Le second tome est un imposant catalogue raisonné de la Collection spéciale des ducs d’Arenberg. Il repose sur un inventaire établi à la fin du xixe siècle et qui reprend 1418 imprimés anciens, sous le titre « Liste d’une collection de Livres (Incunables et livres rares et précieux) appartenant à S.A.S. Monseigneur le Duc d’Arenberg ». Le document est actuellement conservé aux archives d’Arenberg dans la propriété familiale d’Enghien en Hainaut. Les descriptions respectent l’usage en vigueur à l’époque : transcription diplomatique des incipit ou des titres et des colophons ainsi que des éléments de collation (format, nombre de feuillets, présence de gravures sur bois, et de bois enluminés le cas échéant). Toute personne qui a déjà travaillé sur un ancien inventaire de livres peut mesurer toute l’ampleur et la minutie du travail effectué par Elly Cockx-Indestege et Pierre Delsaerdt, qui ont convoqué quantité d’outils bibliographiques pour identifier l’ensemble des 1418 entrées. Cependant, comme on le devine, la localisation des volumes fut un travail autrement plus complexe, car l’inventaire ne donne aucune information sur les caractéristiques propres des exemplaires (ex-libris, reliures, état des volumes…). Le seul indice valable pour identifier avec certitude un ouvrage est une étiquette ovale collée en tête du dos du volume correspondant à l’inventaire. Des recherches furent menées dans de nombreuses bibliothèques en Europe et aux États-Unis ainsi que dans plusieurs catalogues de vente, avec pour résultat la localisation de près de la moitié des livres formant cette Collection spéciale. Gageons que d’autres volumes pourraient prochainement apparaître sur le marché ou être signalés par des chercheurs attentifs. Ce catalogue raisonné reprend l’édition de l’inventaire et, pour chaque numéro, l’identification de l’édition, des références bibliographiques (ISTC, Polain, Goff, Nijhoff-Kronenberg, VD16, etc.), ainsi que, lorsque l’exemplaire est identifié, une description de ses particularités matérielles (reliure, ancien ex-libris, rubrication…) et sa localisation. Le tome deux se referme sur des index très complets : titres et anonymes ; auteurs, éditeurs, traducteurs, illustrateurs ; lieux d’impression, de publication ; imprimeurs, éditeurs, libraires ; adresses fictives ; dates d’impression, de publication ; concordances bibliographiques ; relieurs ; rubrication et enluminures ; provenances ; lieux de conservation.

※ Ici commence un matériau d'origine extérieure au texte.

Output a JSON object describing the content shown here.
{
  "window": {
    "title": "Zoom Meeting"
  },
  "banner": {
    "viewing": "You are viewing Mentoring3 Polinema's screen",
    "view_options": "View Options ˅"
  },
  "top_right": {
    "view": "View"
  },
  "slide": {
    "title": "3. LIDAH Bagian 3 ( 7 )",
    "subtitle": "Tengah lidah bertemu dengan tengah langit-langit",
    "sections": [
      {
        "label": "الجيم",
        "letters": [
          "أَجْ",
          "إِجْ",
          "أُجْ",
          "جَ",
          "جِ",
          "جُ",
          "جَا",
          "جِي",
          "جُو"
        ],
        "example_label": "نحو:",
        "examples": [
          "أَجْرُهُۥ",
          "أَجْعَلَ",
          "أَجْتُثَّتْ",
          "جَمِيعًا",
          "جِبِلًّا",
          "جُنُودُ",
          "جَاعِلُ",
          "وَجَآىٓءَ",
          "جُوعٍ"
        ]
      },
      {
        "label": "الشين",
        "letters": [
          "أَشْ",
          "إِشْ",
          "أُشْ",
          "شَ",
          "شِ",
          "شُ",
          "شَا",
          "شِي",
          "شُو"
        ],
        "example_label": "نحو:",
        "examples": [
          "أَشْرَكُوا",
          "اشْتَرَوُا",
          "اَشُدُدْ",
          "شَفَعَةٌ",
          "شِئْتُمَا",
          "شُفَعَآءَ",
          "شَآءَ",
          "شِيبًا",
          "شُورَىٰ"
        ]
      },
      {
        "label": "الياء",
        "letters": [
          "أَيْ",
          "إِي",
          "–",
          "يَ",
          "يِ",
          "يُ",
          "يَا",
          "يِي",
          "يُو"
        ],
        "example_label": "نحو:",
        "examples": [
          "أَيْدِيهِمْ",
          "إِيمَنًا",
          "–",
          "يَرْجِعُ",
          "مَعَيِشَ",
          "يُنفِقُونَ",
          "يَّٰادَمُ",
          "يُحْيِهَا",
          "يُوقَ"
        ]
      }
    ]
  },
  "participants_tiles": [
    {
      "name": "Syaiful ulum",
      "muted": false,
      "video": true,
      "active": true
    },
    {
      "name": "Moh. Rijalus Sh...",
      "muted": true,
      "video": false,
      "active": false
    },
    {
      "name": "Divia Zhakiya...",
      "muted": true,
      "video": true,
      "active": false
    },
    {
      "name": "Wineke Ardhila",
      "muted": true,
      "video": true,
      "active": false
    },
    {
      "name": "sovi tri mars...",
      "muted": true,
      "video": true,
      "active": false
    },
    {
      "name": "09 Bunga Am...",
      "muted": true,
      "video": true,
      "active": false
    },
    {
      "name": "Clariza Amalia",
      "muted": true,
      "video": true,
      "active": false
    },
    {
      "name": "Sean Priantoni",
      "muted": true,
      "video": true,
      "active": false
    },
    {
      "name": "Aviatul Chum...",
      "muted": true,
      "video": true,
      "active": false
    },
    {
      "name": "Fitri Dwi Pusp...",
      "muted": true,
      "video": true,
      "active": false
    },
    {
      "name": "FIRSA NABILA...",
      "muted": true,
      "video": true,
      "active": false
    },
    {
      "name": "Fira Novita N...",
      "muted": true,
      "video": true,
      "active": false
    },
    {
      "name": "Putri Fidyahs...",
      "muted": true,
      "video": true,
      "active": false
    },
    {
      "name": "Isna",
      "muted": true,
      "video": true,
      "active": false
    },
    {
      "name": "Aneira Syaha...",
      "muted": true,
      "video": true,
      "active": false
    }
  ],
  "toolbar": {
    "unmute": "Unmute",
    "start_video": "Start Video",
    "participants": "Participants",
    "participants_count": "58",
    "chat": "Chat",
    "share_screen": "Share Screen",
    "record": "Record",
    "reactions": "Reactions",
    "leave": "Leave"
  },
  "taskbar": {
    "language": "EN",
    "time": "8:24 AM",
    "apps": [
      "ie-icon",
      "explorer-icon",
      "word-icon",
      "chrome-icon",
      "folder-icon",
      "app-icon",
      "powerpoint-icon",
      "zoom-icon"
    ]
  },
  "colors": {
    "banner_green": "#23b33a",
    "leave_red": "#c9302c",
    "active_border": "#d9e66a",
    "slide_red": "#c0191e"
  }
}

L’ouvrage d’Elly Cockx-Indestege et Pierre Delsaerdt est assurément exemplaire pour sa rigueur et pour la qualité du travail bibliographique. Il est le fruit de nombreuses années de recherches patientes et laborieuses. Il constitue, à mes yeux, un éclairage de premier plan, non seulement pour l’histoire de la bibliophilie en Belgique aux xixe-xxe siècles, mais plus largement au niveau européen. Cette étude sur le « goût de la bibliophilie nationale » des huitième et neuvième ducs d’Arenberg contribue également à mieux cerner le processus en œuvre, dès le milieu du xixe siècle, de la patrimonialisation de livres imprimés au début de l’ère typographique. Espérons que ce livre participe à une relance de recherches sur l’histoire de la bibliophilie en Belgique qui, comme le rappellent les deux auteurs, « n’a pas encore été étudiée à fond jusqu’à présent » (p. 13).